Маша прервала звонок, не прощаясь. Как всегда. Максима это устраивало. К чему могут привести долгие эстафеты "пока-пока-пока-пока"? На ум приходило только раздражение.
Максим ущипнул крольчиху за ухо и раскрыл книгу.
2
Обедали у Маши. Очередное испытание вегетарианским меню.
Маша, как понимающая женщина, предлагала купить в городе что-нибудь из мясного: "Только готовое, никакой жарки, не хочу, чтобы на кухне воняло". Максим, как понимающий мужчина, отказался: "Твой дом – твои законы. Проживу денёк без курицы или свинины".
Да будет так.
Готовили вместе. Максим, правда, больше на подхвате: подать, порезать, нашинковать, отогнать котов.
– Смотри, что Михря натворил, – сказал Максим, кивая на разделочную доску, на которой красовалась ушастая рожица, выложенная из кусочков груши и мяты.
– Хватит дурачиться! – с улыбкой предупредила Маша.
Как бы не так.
Он подтрунивал над Машей, а она смеялась и негодовала одновременно – каждый раз, снова и снова, и до того это выходило легко и забавно, на грани надоедания и блестящего повторения, что он не мог остановиться. Составлял из зелени, фруктов и овощей новые послания, и хохотал вместе с ней, заливался тем приятным смехом, что и не смех вовсе – а ты сам, звенящий, чистый, тёплый, состоящий из тысячи щекотных улыбок и бликов радости.

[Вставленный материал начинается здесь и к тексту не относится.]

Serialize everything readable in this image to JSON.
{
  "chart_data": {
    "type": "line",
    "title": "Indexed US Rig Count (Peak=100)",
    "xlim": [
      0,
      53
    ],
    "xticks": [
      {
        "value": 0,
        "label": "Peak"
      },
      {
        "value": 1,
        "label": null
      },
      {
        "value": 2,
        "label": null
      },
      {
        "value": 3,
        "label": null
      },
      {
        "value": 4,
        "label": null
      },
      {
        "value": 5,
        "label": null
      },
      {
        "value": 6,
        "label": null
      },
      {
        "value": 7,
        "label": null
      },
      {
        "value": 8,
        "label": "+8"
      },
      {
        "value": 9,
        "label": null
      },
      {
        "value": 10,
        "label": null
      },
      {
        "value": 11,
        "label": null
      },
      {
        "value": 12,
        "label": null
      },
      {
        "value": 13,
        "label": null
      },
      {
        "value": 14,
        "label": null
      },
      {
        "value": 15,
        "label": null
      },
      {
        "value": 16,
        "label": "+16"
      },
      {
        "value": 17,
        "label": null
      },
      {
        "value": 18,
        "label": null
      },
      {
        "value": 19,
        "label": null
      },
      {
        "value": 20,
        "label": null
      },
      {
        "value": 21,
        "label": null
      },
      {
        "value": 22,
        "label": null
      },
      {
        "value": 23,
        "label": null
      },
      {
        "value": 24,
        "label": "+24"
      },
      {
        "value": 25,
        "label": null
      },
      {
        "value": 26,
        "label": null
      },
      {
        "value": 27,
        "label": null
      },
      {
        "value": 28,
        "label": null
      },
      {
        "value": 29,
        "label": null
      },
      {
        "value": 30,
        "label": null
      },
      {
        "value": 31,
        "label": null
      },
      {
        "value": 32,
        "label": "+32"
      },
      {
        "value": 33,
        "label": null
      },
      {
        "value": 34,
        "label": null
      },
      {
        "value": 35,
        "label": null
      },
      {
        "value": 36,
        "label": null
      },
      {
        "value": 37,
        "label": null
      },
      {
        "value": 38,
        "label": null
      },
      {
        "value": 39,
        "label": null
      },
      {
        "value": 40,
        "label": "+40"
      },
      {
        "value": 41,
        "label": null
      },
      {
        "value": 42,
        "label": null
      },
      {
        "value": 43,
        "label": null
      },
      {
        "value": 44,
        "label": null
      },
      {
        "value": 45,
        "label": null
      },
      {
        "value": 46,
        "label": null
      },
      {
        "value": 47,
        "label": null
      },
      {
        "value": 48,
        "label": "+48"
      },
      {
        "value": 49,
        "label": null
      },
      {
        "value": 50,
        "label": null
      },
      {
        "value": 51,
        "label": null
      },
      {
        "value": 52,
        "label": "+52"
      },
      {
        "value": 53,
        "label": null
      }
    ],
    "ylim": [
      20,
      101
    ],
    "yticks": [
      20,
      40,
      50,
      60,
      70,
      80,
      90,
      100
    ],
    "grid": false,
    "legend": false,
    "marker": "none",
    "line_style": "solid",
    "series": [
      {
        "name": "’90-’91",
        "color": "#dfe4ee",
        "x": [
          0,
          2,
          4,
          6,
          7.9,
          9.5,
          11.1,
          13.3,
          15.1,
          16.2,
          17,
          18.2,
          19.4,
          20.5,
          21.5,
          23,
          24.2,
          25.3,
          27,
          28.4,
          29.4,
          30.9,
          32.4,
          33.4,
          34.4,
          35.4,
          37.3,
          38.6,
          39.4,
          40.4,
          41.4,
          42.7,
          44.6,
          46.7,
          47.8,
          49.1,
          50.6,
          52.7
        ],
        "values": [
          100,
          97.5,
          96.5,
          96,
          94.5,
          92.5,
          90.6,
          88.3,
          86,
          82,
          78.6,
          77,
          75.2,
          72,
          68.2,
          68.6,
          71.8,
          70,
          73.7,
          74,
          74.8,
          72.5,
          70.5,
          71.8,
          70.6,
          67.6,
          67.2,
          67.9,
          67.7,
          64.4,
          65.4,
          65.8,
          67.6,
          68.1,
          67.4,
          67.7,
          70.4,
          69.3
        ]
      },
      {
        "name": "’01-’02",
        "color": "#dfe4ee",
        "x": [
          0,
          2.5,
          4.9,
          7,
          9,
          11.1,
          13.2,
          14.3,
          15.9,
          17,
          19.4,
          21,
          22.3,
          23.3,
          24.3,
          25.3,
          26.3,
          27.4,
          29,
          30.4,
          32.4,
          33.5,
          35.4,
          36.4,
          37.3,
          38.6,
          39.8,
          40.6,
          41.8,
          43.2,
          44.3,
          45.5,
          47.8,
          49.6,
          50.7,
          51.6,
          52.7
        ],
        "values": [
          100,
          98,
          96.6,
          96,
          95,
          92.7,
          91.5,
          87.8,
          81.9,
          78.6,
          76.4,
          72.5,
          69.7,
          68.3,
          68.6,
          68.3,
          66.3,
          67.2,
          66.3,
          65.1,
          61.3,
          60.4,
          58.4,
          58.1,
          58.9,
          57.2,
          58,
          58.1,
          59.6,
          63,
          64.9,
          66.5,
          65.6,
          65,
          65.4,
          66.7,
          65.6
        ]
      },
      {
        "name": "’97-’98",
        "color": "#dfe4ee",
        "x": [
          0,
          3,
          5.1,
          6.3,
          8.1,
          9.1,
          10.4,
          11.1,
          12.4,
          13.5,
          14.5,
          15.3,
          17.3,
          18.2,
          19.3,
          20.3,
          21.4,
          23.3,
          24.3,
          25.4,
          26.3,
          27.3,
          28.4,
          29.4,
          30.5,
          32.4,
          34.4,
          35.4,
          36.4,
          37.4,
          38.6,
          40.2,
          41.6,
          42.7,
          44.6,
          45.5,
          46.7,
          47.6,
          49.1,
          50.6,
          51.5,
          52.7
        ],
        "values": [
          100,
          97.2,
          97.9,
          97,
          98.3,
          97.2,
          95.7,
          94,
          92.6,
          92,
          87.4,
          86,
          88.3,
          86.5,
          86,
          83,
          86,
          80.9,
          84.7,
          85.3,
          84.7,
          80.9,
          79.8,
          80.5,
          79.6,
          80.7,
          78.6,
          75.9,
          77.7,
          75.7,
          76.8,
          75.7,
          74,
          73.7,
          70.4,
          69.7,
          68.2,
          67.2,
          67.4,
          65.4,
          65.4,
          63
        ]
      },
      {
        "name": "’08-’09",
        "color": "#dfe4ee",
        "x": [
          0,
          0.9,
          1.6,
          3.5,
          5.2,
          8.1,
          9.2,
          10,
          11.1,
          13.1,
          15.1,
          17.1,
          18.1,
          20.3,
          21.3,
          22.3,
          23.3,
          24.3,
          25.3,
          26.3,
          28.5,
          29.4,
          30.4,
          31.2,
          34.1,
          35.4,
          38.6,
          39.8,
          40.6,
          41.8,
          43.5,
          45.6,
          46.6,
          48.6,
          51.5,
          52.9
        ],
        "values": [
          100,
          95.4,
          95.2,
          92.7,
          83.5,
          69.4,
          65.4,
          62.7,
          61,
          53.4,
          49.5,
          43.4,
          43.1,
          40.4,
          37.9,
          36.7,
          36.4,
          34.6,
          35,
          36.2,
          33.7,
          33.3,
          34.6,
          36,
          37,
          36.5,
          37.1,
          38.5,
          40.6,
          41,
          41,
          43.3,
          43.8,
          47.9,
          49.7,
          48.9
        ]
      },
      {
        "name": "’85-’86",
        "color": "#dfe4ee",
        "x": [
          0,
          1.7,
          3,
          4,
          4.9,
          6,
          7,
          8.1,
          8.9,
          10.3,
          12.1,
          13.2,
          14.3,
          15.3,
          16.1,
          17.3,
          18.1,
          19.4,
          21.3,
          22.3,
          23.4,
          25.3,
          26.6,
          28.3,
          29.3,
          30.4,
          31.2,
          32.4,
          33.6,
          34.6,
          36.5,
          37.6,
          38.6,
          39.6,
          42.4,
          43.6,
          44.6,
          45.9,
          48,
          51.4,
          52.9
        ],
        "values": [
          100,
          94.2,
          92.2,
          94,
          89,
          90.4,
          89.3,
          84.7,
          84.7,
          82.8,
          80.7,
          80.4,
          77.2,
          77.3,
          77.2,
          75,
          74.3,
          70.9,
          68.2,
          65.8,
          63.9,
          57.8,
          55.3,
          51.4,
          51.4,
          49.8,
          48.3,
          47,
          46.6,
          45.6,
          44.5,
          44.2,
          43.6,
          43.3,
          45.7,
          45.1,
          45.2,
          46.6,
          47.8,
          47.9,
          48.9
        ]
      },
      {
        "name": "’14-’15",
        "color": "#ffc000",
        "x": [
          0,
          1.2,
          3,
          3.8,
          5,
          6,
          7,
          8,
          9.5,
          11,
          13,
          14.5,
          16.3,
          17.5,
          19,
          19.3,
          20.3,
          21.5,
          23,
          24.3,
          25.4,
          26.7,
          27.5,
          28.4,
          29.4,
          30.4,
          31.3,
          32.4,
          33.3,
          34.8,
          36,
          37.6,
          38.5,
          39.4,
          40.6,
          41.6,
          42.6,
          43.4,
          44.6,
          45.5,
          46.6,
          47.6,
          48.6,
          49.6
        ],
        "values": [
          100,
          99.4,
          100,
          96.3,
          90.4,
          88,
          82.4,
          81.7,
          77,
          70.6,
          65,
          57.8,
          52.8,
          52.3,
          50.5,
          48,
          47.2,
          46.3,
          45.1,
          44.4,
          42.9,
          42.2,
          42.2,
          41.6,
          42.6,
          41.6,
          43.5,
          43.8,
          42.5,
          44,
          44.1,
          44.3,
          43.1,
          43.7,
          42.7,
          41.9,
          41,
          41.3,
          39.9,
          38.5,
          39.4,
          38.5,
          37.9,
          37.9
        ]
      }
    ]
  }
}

Четыре кота – Михря, Борис, Чарли и Клуни – и пёс Барбарис, прекратив игры, наблюдали за людьми с лёгким недоумением. Самому младшему, пепельному Клуни, удалось незаметно стащить несколько изюмин, но ожидаемой радости добыча не принесла. Усатый воришка обсосал сушёные ягоды, выплюнул в коридоре на линолеум и побрёл патрулировать пространство загородного дома.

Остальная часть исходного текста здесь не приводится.